Of course it helps that Javier Camarena was her Arturo. I found Lawrence Brownlee’s Arturo (with Olga Peretyatko’s Elvira) marvelous three years ago; Mr Camarena outdid him. Hardly an actor – although there’s little he could do and the stage direction was nightmarishly bad – here was a singer who obeyed every dynamic marking Bellini asked for, infusing every word with meaning, and singing the role as if it were easy. None of the role was transposed down (I believe this was the first time since Edita Gruberova and Chris Merritt sang it in 1991), and so the high C sharps and Ds were all in place – only the high F in the last act aria was ducked, thank heavens. The thrilled curtain calls are usually reserved for an Elektra or Islode; here the bel cantists won the evening. 

And it’s a good thing that the soprano and tenor were so great, because the rest of the cast was not. Luca Pisaroni was far from commanding as Uncle Giorgio, the voice sounding light. And Alexey Markov sounded indisposed as Riccardo. Imagine how brilliant this might have been with a worthy bass and baritone – there was only a smattering of applause after “Suoni le trombe,” normally a rabble-rouser. The rest were good enough, with Virginie Verrez as Enrichetta, the opera’s MacGuffin, almost making us care about her.  

The production, now 40 years old (it was mounted for Sutherland and Pavarotti!), is a series of arches, flats with castles in the background, a couple of stairs, and a non-functioning fountain. It looks like nobody has dusted it since it was new. And the “revival stage director” Sarah Ina Meyers added nothing: chorus here, chorus there; if happy, raise hats and swirl skirts; otherwise, do not move.  

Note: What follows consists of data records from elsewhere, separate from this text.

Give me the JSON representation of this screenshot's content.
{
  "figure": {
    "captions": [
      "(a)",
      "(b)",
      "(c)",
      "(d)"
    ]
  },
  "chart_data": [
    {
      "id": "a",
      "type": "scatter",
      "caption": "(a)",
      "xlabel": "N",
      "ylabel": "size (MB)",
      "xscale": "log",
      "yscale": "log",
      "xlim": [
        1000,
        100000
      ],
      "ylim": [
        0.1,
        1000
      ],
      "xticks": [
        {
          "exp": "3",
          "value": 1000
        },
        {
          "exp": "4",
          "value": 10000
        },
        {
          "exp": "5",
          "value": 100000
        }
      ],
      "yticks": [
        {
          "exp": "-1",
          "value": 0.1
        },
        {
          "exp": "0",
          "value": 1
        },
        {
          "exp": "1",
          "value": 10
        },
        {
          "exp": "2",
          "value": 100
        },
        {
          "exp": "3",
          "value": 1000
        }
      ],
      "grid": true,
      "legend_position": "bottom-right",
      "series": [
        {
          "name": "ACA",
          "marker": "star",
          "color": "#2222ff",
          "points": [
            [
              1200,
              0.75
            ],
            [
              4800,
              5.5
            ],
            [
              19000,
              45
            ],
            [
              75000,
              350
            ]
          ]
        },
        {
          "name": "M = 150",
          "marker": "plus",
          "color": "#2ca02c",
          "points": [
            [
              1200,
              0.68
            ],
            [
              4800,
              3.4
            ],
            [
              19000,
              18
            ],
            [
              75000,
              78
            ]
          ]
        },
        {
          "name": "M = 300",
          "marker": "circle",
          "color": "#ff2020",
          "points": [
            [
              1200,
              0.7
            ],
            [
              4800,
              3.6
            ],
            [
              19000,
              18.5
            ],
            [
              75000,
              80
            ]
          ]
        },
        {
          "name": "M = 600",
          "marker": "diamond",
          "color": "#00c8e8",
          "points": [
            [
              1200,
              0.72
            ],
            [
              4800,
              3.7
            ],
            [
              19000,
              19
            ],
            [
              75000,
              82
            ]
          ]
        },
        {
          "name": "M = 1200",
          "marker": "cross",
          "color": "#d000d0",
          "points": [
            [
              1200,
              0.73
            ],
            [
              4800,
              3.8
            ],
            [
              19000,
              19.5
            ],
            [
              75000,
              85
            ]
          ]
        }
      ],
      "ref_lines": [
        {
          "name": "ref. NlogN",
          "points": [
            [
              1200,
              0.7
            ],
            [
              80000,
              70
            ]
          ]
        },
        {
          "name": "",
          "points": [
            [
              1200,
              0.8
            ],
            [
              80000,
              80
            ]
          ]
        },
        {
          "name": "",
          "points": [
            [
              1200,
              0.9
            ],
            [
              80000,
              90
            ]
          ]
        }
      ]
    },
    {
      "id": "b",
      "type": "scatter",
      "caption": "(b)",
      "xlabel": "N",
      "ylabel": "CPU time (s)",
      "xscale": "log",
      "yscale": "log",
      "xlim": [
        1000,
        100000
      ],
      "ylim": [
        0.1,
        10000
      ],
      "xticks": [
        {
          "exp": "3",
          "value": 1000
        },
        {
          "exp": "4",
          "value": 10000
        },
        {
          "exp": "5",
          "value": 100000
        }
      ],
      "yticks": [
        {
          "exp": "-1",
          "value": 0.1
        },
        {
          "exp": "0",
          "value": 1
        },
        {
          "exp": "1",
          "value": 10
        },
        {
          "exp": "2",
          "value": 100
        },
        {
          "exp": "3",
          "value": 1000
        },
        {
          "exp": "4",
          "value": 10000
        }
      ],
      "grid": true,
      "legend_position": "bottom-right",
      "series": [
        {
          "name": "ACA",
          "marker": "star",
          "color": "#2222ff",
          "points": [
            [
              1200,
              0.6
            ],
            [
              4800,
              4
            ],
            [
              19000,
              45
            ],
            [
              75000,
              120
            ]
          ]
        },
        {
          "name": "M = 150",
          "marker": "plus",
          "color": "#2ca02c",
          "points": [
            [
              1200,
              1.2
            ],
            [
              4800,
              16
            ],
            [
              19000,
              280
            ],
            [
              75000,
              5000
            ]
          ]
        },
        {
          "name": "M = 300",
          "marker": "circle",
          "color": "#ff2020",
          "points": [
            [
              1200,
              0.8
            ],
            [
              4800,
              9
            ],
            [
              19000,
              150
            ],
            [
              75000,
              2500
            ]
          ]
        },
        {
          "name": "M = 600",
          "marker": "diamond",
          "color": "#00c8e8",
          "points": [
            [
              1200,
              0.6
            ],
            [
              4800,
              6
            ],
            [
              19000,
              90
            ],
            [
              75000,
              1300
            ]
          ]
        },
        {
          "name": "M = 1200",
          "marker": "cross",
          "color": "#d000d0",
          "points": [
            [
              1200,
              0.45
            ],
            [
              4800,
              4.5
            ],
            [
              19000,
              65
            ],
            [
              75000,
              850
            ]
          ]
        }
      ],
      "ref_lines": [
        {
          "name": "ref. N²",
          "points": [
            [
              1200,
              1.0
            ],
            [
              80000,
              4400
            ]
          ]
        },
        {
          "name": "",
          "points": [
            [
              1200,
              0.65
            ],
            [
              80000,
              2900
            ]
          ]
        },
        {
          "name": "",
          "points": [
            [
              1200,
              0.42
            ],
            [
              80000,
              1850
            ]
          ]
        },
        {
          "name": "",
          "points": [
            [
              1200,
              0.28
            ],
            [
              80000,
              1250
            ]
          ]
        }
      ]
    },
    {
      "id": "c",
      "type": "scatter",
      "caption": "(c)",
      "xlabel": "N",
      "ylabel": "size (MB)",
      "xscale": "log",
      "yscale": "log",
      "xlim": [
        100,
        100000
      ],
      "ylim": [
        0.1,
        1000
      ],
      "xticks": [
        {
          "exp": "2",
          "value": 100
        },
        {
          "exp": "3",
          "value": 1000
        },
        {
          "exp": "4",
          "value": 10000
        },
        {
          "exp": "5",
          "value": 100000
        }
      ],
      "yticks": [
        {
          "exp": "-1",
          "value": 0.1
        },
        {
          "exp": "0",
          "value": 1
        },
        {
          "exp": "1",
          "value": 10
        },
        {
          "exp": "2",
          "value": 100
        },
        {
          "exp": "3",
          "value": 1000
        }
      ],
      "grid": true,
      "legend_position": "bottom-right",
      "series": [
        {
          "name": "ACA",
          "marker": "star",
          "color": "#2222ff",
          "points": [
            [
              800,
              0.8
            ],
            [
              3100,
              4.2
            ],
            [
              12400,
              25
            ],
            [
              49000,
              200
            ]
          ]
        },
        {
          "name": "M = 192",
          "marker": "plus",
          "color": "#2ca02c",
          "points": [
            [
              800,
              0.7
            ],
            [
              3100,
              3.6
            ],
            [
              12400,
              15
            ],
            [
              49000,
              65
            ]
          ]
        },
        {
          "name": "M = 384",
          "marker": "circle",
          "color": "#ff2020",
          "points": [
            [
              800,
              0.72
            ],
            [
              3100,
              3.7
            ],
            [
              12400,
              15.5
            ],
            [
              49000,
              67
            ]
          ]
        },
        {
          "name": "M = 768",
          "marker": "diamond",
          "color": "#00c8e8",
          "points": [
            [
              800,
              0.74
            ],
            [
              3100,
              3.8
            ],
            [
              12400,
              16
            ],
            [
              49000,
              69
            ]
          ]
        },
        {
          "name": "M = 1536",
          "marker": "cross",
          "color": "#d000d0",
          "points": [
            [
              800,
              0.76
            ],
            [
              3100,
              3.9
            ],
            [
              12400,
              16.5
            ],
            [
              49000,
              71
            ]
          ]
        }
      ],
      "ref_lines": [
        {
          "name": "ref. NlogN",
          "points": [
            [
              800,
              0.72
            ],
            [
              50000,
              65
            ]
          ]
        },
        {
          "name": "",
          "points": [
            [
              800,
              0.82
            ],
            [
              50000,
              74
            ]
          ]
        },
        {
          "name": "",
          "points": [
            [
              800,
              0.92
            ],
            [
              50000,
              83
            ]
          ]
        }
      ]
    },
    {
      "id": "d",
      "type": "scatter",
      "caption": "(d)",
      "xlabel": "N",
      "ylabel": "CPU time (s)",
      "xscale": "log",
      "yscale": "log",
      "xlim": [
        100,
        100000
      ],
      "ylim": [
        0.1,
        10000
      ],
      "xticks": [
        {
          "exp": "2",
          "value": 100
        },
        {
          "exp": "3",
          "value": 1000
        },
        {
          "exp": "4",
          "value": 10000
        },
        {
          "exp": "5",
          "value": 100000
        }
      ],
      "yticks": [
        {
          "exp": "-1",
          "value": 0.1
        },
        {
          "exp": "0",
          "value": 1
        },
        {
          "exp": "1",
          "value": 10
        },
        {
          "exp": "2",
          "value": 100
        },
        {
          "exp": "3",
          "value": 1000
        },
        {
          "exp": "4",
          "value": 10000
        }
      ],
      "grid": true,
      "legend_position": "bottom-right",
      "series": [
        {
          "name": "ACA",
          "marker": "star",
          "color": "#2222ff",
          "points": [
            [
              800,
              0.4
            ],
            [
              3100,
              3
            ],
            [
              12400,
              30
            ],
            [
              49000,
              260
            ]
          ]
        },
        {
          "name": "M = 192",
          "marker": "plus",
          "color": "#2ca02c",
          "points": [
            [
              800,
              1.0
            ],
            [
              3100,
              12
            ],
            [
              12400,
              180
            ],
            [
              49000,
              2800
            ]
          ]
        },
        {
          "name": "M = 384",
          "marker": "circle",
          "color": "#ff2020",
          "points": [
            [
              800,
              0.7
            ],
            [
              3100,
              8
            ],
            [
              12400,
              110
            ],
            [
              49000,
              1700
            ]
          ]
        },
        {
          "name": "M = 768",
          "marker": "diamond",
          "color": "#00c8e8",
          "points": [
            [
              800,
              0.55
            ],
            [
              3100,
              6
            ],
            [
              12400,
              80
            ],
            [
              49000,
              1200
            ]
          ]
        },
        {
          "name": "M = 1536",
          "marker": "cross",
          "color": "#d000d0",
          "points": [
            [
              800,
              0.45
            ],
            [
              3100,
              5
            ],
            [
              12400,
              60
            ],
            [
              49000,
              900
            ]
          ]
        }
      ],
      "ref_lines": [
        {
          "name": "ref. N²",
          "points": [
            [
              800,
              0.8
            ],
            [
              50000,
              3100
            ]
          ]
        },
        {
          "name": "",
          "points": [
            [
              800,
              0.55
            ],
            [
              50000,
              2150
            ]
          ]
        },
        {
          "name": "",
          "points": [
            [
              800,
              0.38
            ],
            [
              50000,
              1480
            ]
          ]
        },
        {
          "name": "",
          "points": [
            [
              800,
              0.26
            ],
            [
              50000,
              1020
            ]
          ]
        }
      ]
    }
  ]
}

Maurizio Benini may not have lit any emotional fires or discovered any lost subtleties in the score, but he heeded the singers well, and the Met Orchestra and Chorus performed splendidly. I'm giving this performance four stars because at least one has to be taken off for the disgrace of a production and the baritone, and the real issue with this opera is, how were the soprano and tenor?